Friedrich, interior minister until December, had come under intense pressure for tipping off the party chief of a prominent MP that the lawmaker was under investigation in the Canadian-led probe.
The leak, which dates back to October, was reportedly aimed at preventing the MP from being included in a new government during negotiations to form a new coalition.
He reiterated earlier remarks that he believed he had "acted politically and legally correctly".
"But I will also say that the pressure on me has grown so much in the last few hours that the duties ... In the agriculture ministry can no longer be handled with the necessary concentration, calm and political support," he said.
Merkel, still on crutches after a Christmas skiing accident, followed him in front of the TV cameras to announce that she had accepted his resignation "with great respect and great regret".
The case has blown up since news broke early in the week that searches had been carried out at the home and offices of Social Democrat (SPD) lawmaker Sebastian Edathy as part of a child pornography investigation.
German media have linked the probe to a global investigation into a Canadian child porn website.

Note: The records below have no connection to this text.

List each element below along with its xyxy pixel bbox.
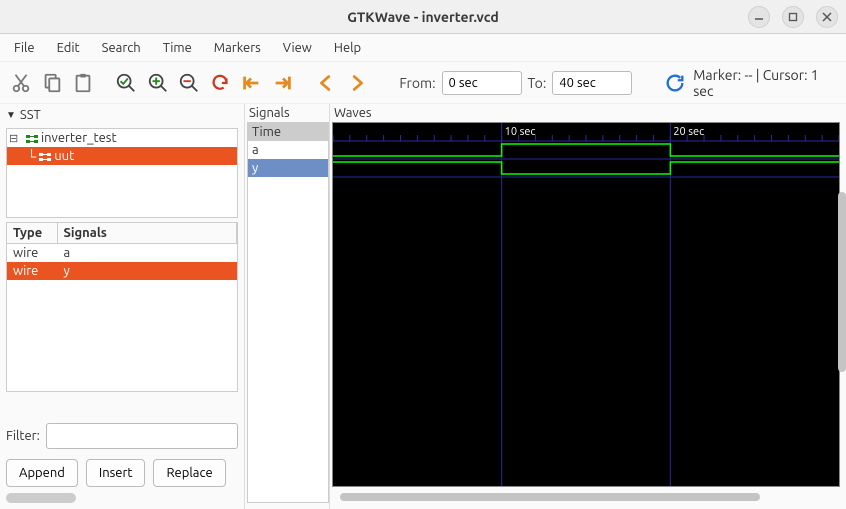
sst-hscroll[interactable] [6,493,76,503]
undo-icon[interactable] [208,70,233,96]
waves-header: Waves [332,104,840,122]
tree-node-inverter_test[interactable]: ⊟inverter_test [7,129,237,147]
module-icon [25,131,39,145]
toolbar: From: To: Marker: -- | Cursor: 1 sec [0,62,846,104]
window-buttons [748,6,838,28]
menu-view[interactable]: View [273,38,322,58]
signals-header: Signals [245,104,329,122]
tree-node-uut[interactable]: └ uut [7,147,237,165]
menu-help[interactable]: Help [324,38,371,58]
zoom-out-icon[interactable] [176,70,201,96]
sst-tree[interactable]: ⊟inverter_test└ uut [6,128,238,218]
prev-edge-icon[interactable] [313,70,338,96]
svg-text:10 sec: 10 sec [505,126,536,138]
maximize-button[interactable] [782,6,804,28]
to-label: To: [528,75,547,91]
minimize-button[interactable] [748,6,770,28]
waves-hscroll[interactable] [332,491,840,503]
signal-row-y[interactable]: y [248,159,328,177]
signals-panel: Signals Timeay [245,104,330,509]
from-label: From: [399,75,435,91]
cut-icon[interactable] [8,70,33,96]
copy-icon[interactable] [39,70,64,96]
paste-icon[interactable] [71,70,96,96]
wave-viewport[interactable]: 10 sec 20 sec [332,122,840,487]
waves-panel: Waves 10 sec 20 sec [330,104,846,509]
filter-input[interactable] [46,423,238,449]
waves-vscroll[interactable] [836,122,846,487]
next-edge-icon[interactable] [344,70,369,96]
module-icon [38,149,52,163]
svg-text:20 sec: 20 sec [673,126,704,138]
sst-signal-table[interactable]: Type Signals wireawirey [6,222,238,392]
table-row[interactable]: wirey [7,262,237,280]
replace-button[interactable]: Replace [153,459,225,487]
signals-list[interactable]: Timeay [247,122,329,503]
to-input[interactable] [552,71,632,95]
sst-buttons: Append Insert Replace [6,459,238,487]
menu-edit[interactable]: Edit [47,38,90,58]
zoom-fit-icon[interactable] [114,70,139,96]
filter-label: Filter: [6,429,40,443]
filter-row: Filter: [6,423,238,449]
col-type[interactable]: Type [7,223,57,244]
menu-search[interactable]: Search [92,38,151,58]
menu-markers[interactable]: Markers [204,38,271,58]
signal-row-a[interactable]: a [248,141,328,159]
sst-header[interactable]: ▼SST [6,106,238,124]
menu-time[interactable]: Time [153,38,202,58]
insert-button[interactable]: Insert [86,459,146,487]
col-signals[interactable]: Signals [57,223,237,244]
signal-row-time[interactable]: Time [248,123,328,141]
sst-label: SST [20,108,41,122]
zoom-in-icon[interactable] [145,70,170,96]
menubar: FileEditSearchTimeMarkersViewHelp [0,34,846,62]
titlebar: GTKWave - inverter.vcd [0,0,846,34]
from-input[interactable] [442,71,522,95]
go-start-icon[interactable] [239,70,264,96]
table-row[interactable]: wirea [7,244,237,263]
window-title: GTKWave - inverter.vcd [347,9,498,25]
marker-cursor-status: Marker: -- | Cursor: 1 sec [693,67,838,99]
go-end-icon[interactable] [270,70,295,96]
sst-panel: ▼SST ⊟inverter_test└ uut Type Signals wi… [0,104,245,509]
close-button[interactable] [816,6,838,28]
main-area: ▼SST ⊟inverter_test└ uut Type Signals wi… [0,104,846,509]
menu-file[interactable]: File [4,38,45,58]
reload-icon[interactable] [662,70,687,96]
append-button[interactable]: Append [6,459,78,487]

Edathy - who has gained prominence for heading a parliamentary panel into the shock 2011 discovery of a neo-Nazi killer cell - had stepped down from his Bundestag seat days earlier citing health reasons.
Friedrich faces claims he may have breached secrecy or had an impact on a legal investigation after telling SPD chief Sigmar Gabriel, now Merkel's energy minister and vice chancellor, that Edathy's name was on the investigation list.
The move dates back to October, the month after September 22 German general elections when Merkel's triumphant conservatives were in the process of building a coalition government with the centre-left Social Democrats.